In Congress also another “disgruntled former employee” -- aren’t there any gruntled ones? -- accused two Democrats, Harman (Hawaii) and Abercrombie (Cal.) of the same kind of things as Conyers, offending her modesty by recruiting her for work in campaigns on official time. What kind of work isn’t specified in the news story, but let’s hope it was not such as to bring a blush to the cheeks of innocence. Some people will go to great lengths for a vote. But it’s possible the accuser, a Miss Flores, was not so easily shocked as she claims. She does have an embezzlement conviction on her record.

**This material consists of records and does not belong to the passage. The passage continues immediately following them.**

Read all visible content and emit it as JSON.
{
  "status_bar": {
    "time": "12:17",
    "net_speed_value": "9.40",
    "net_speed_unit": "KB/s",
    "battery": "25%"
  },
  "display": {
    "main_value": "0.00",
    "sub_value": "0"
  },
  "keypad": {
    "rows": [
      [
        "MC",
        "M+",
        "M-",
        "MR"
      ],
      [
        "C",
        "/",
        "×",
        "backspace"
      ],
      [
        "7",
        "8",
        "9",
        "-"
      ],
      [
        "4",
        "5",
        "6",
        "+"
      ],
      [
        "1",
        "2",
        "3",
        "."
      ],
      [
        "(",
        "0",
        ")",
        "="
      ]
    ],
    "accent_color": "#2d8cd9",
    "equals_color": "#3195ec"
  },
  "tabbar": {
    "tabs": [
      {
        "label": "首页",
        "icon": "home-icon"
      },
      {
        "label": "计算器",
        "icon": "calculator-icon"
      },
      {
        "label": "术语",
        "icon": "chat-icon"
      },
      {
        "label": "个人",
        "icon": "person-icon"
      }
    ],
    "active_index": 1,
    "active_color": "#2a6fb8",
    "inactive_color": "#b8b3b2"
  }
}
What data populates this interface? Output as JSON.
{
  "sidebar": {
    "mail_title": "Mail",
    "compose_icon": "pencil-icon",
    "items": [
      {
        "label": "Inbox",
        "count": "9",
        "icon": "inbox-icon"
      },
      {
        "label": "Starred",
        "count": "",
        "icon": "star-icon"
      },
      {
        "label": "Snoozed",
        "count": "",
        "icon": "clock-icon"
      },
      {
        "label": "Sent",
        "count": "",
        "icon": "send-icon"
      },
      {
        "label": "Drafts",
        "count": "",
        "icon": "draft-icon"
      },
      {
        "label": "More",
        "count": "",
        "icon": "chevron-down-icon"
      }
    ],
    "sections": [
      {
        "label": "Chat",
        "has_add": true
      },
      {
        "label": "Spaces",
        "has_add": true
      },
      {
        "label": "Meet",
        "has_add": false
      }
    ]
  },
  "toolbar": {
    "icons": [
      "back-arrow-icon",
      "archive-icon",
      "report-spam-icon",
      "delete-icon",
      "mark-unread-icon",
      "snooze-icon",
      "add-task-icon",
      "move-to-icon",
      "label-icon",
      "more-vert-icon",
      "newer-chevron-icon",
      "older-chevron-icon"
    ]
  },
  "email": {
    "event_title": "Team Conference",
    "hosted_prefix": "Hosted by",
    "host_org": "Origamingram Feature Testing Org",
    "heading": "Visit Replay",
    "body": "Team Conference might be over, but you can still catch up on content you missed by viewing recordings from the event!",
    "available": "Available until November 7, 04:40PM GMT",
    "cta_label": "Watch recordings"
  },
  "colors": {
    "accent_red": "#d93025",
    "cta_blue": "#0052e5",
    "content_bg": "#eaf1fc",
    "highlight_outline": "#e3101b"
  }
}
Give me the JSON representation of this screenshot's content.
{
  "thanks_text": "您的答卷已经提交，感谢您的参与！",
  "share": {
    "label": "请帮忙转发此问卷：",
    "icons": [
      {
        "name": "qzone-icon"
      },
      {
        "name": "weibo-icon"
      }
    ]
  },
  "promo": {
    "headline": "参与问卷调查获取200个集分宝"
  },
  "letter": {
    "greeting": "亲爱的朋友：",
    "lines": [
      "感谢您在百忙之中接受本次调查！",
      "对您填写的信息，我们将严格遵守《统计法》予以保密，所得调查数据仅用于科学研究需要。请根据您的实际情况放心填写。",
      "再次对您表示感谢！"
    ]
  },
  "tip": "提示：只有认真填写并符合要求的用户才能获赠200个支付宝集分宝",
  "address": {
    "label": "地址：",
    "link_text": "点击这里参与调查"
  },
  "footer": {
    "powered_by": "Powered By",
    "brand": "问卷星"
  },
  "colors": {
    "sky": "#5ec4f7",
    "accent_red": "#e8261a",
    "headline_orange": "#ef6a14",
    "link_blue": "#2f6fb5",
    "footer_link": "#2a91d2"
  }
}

There have been no new cases reported of “trooper abuse” as practiced by Bill Clinton and after him by Eliot Spitzer. This offense is committed by arranging assignations with shady ladies, to which one travels in an official limousine driven by a state police bodyguard. Some people have suggested that the reason the troopers have become indignant at times is that they resent their passive role in all this, but I prefer to believe that what they really resent is its inevitability. Whatever stunt a governor chooses to perpetrate, he has to be escorted by troopers because if he’s not and he’s attacked along the way, the uproar will be greater even than the one arising from the misuse of the escort. It is a no-win situation for state police. All that can be said is that it’s sometimes also a no-win for their client.